Einerkandidatur der Luzerner FDP: Demut steht Liberalen gut

Die FDP des Kantons Luzern will ihren Regierungsratssitz mit Fabian Peter verteidigen. Der Entscheid gegen ein Zweierticket ist ein Zeichen für gesunden Realismus.
Alexander von Däniken
Alexander von Däniken.

Alexander von Däniken.

Der Plan des Luzerner FDP-Vorstands war ambitiös: Statt «nur» den freiwerdenden Sitz von Robert Küng zu verteidigen, sollen im Sommer 2019 gleich zwei Liberale als Regierungsräte vereidigt werden. Aus der Zweierkandidatur wurde am Donnerstagabend nichts. Zu schwach waren die Argumente. Sie reichten von «Chancen nutzen» bis zu «Mut haben».

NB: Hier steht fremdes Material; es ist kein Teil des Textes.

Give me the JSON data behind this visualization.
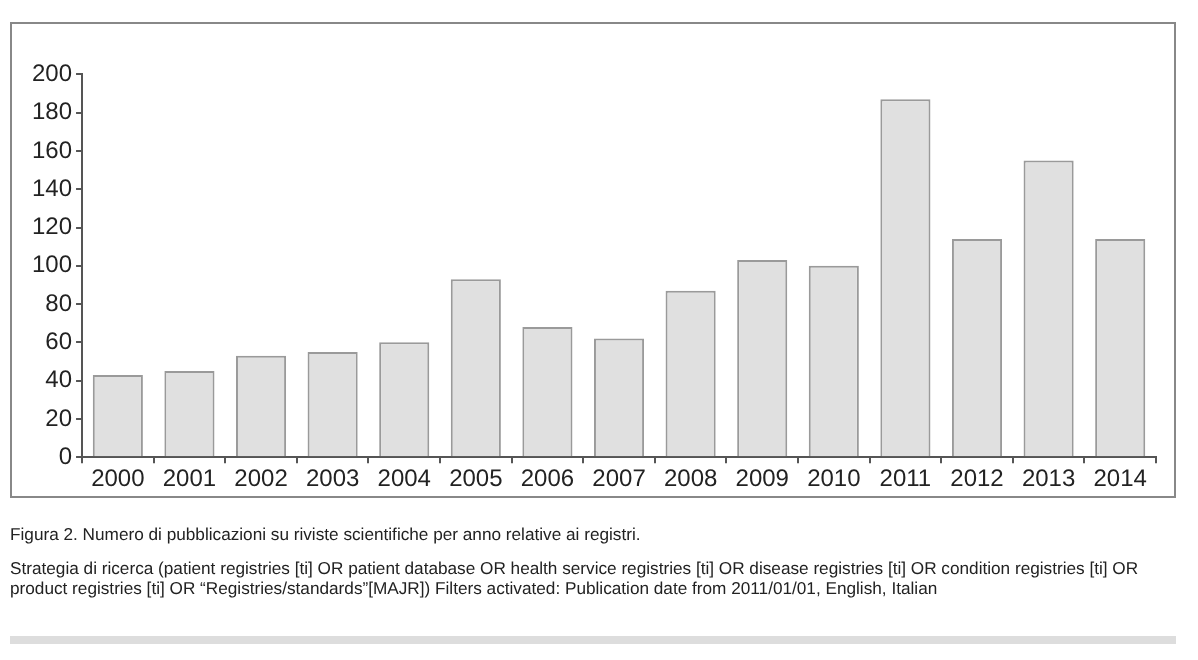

Die Parteibasis wies zu Recht darauf hin, dass die FDP als drittstärkste Kantonsratsfraktion rechnerisch keinen Anspruch auf zwei Regierungsmandate hat. Dafür stehen die Chancen gut, dass Fabian Peter im nächsten Frühling schon im ersten Wahlgang gewählt wird. Die Delegierten setzten also auf Realismus und Demut. Dazu passte auch die Nomination von Fabian Peter. Der Hobbyjodler und Schwingfan gilt als bodenständiger und «echter» Gewerbler – und ist dank des Einertickets so gut wie gewählt.

Der Entscheid für das Einerticket ist also kein Signal für Mutlosigkeit, wie es Präsident Markus Zenklusen ausdrückt. Sondern ein Zeichen für gesunden Realismus.